To produce agreement at the summit, Argentina has relied heavily on a bottom-up strategy, under which leaders will largely endorse the work and many commitments of the G20’s ministerial meetings for finance, foreign affairs, energy, agriculture, the digital economy, education and employment, trade and investment and health. They will be enriched by input from the seven core civil society engagement groups: the Business 20, Labour 20, Think 20, Youth 20, Civil 20, Women 20 and Science 20.

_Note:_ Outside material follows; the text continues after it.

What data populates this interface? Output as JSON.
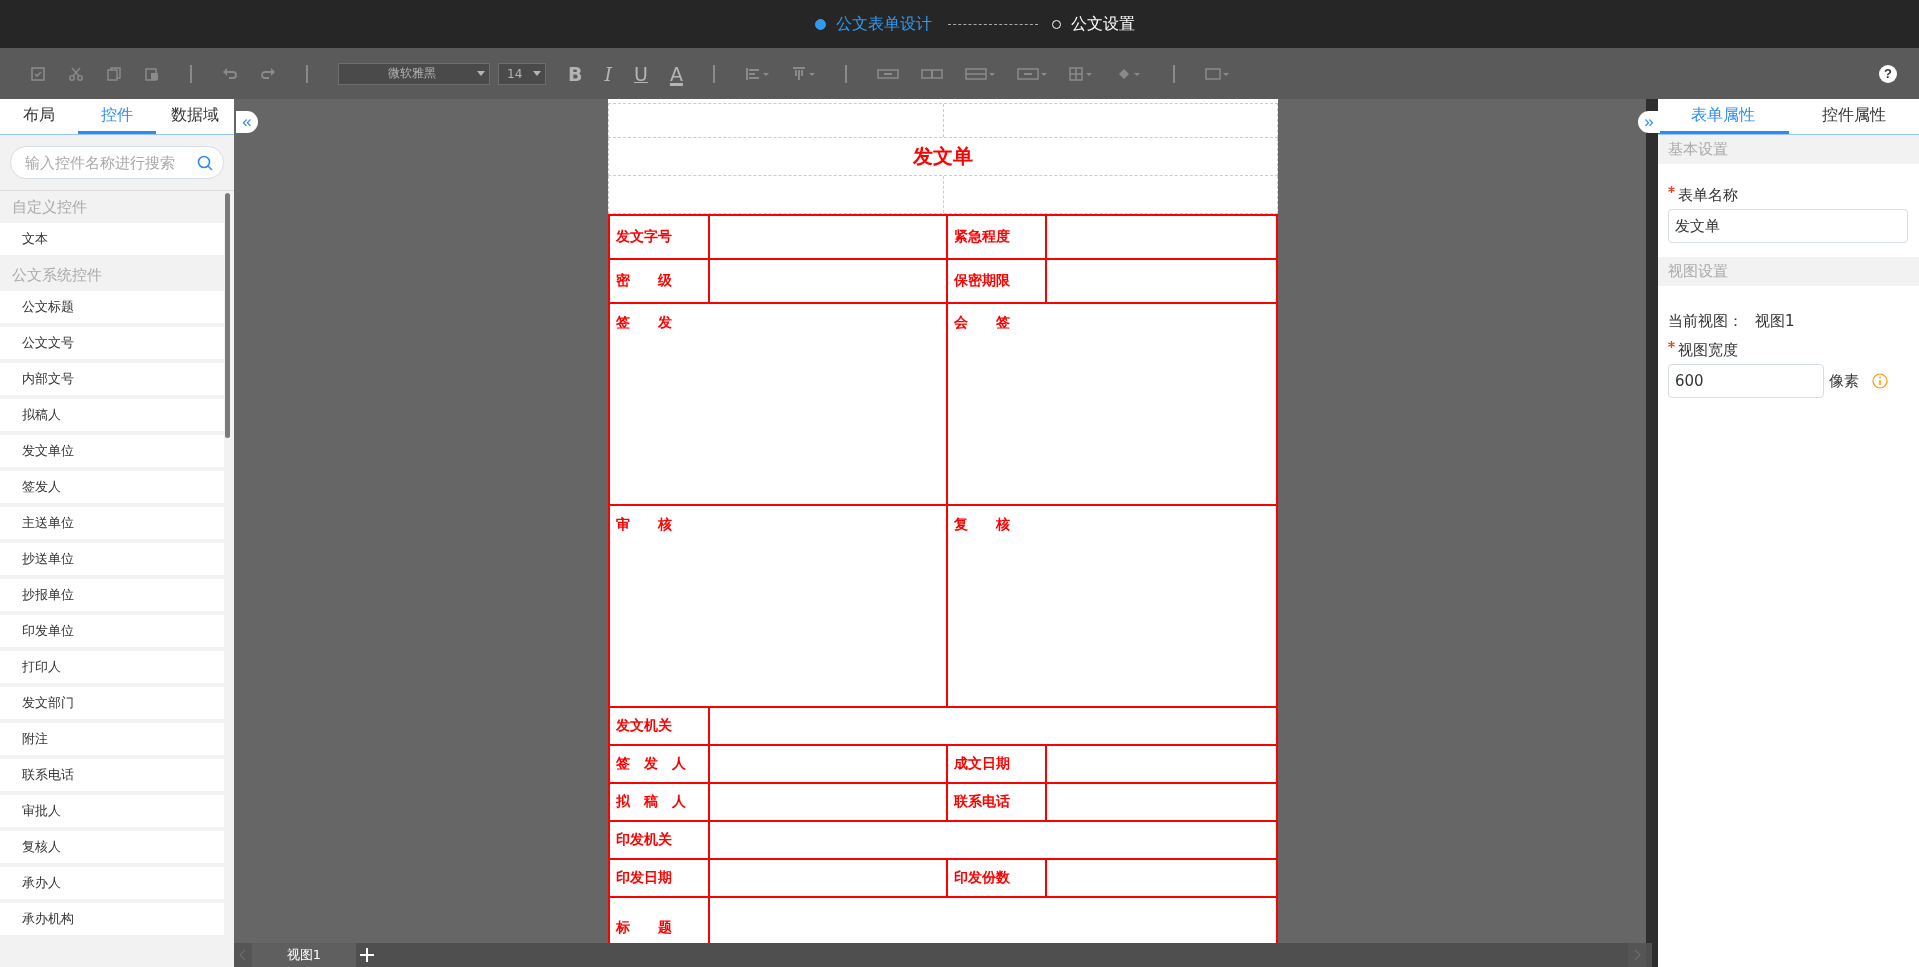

Together, this should produce a summit of solid success, advancing G20 conversations, consensus and commitments across many of the important medium-term priorities set by Argentina. These advances will be spurred by the significant success of the previous G20 summit in Hamburg in July 2017, and the high compliance of G20 members with the historically high number of commitments made there.
Transcend divisions
Yet it remains to be seen how well the Buenos Aires Summit will deal with the severe crises that have recently arisen. The first is the growing fear of a new financial crisis, which has already afflicted Argentina and Turkey and is worrying other BRICS and G7 members of the G20. The second is the urgent threat of climate change, as confirmed by the October report of the Intergovernmental Panel on Climate Change and the many deadly and destructive extreme weather events assaulting most G20 members during 2018. The third is the related issue of immediate famine in Yemen and elsewhere. The fourth is the trade conflict initiated by the United States and a Britain still determined to exit the European Union. The fifth is the rise of geopolitical tensions now fuelled in many key G20 members by populist pressures and assaults on the multilateral organisations and progressive liberal world order so carefully constructed since 1944. As the leaders of the world’s most capable, connected and systemically significant states, the Buenos Aires summiteers have the power and the personal responsibility to transcend their many divisions to meet these challenges, before they erode and even eliminate the many historic accomplishments G20 summits have made since their start.